The ability to address multiple contaminants at once is fairly novel in stream quality management, which typically focuses on only one contaminant at a time. This type of monitoring and chemical cocktails approach moves towards a more holistic way to monitor and manage water quality. This is particularly important in urban watersheds, where landscapes are heterogeneous and big changes in water quality can occur over relatively smaller spatial scales. 

 

Next, the researchers hope to incorporate longitudinal monitoring into standard watershed assessments and regional monitoring programs.
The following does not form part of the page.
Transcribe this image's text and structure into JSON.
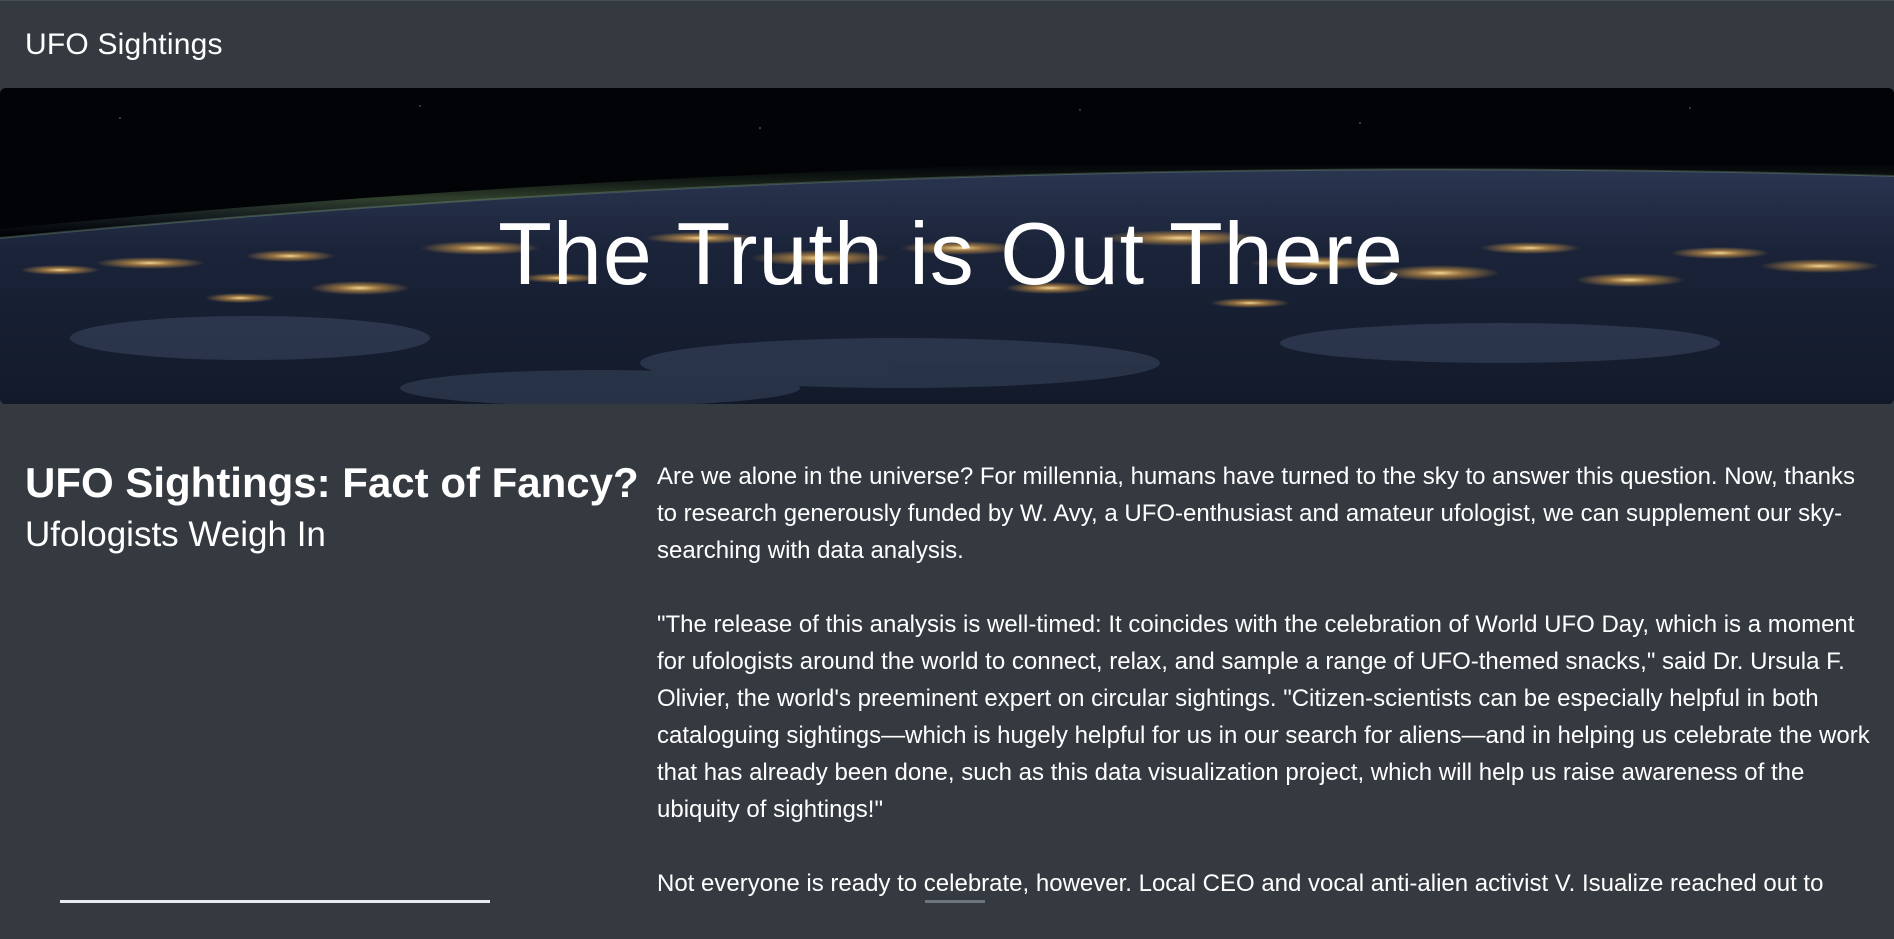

They are currently working with collaborators at Virginia Tech and USGS to track sources of salt pollution to drinking water supplies as part of a partnership with the Washington Metropolitan Council of Governments.  

 

“Evaluating stream restoration successes and failures can be complex, and we are using this new approach to identify where it can work and where there are problem areas along streams,” Kaushal says, “Understanding how water quality changes along a flowpath seems simple and logical, but it is really frontier because most of our monitoring infrastructure and methods are focused on only analyzing changes over time at one or a few locations within a watershed.”